How long do I have to elect COBRA coverage?

If you are entitled to elect COBRA coverage, you must be given an election period of at least 60 days (starting on the later of the date you are furnished with the election notice or the date you would lose coverage) to choose whether or not to elect continuation coverage

Under COBRA, what benefits must be covered?

If you elect continuation coverage, the coverage you are given must be identical to the coverage currently available under the plan to similarly situated active employees and their families (generally, this is the same coverage that you had immediately before the qualifying event). You will also be entitled, while receiving continuation coverage, to the same benefits, choices, and services that a similarly situated participant or beneficiary is currently receiving under the plan, such as the right during open enrollment season to choose among available coverage options. You will also be subject to the same rules and limits that would apply to a similarly situated participant or beneficiary, such as copayment requirements, deductibles, and coverage limits.
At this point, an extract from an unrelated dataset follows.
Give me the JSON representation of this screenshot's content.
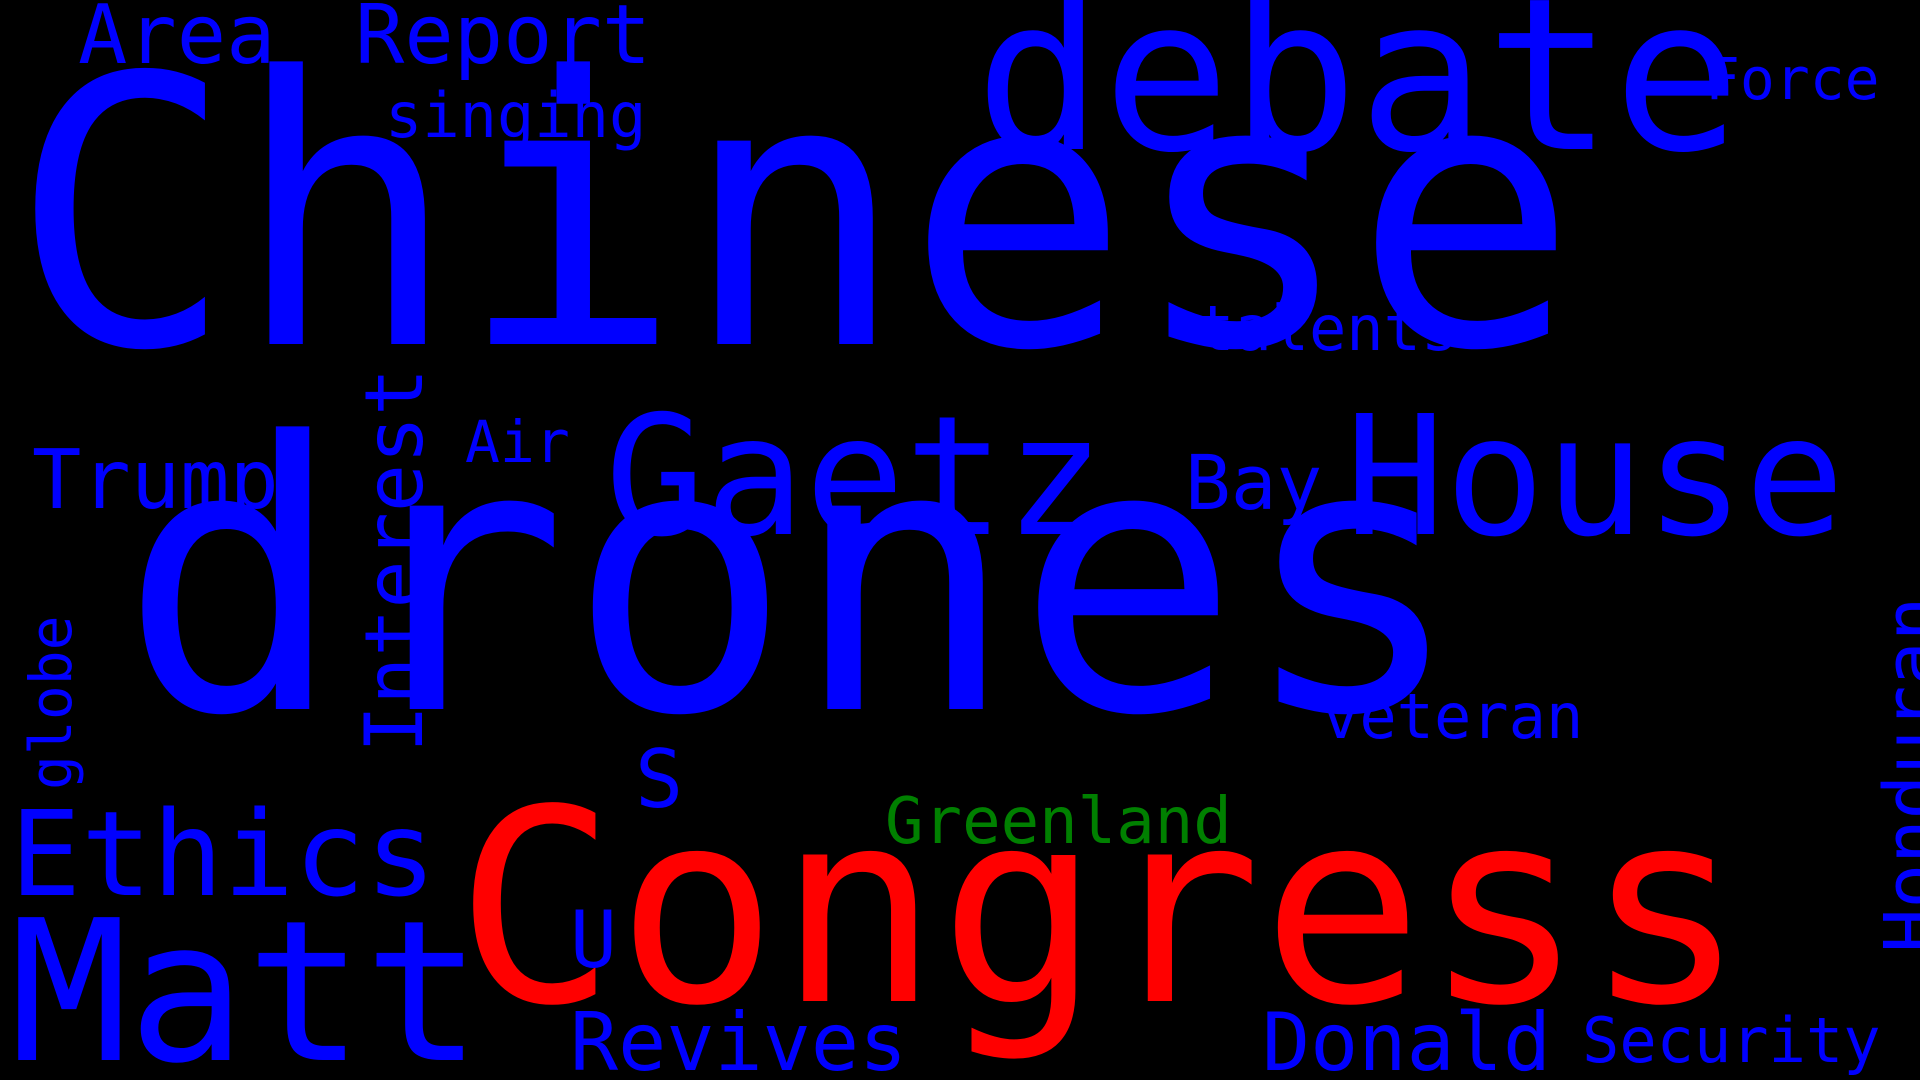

The plan’s rules for filing benefit claims and appealing any claims denials also apply.

How long does COBRA coverage last?

COBRA requires that continuation coverage extend from the date of the qualifying event for a limited period of 18 or 36 months. The length of time depends on the type of qualifying event that gave rise to the COBRA rights. A plan, however, may provide longer periods of coverage beyond the maximum period required by law. When the qualifying event is the covered employee’s termination of employment or reduction in hours of employment, qualified beneficiaries are entitled to 18 months of continuation coverage.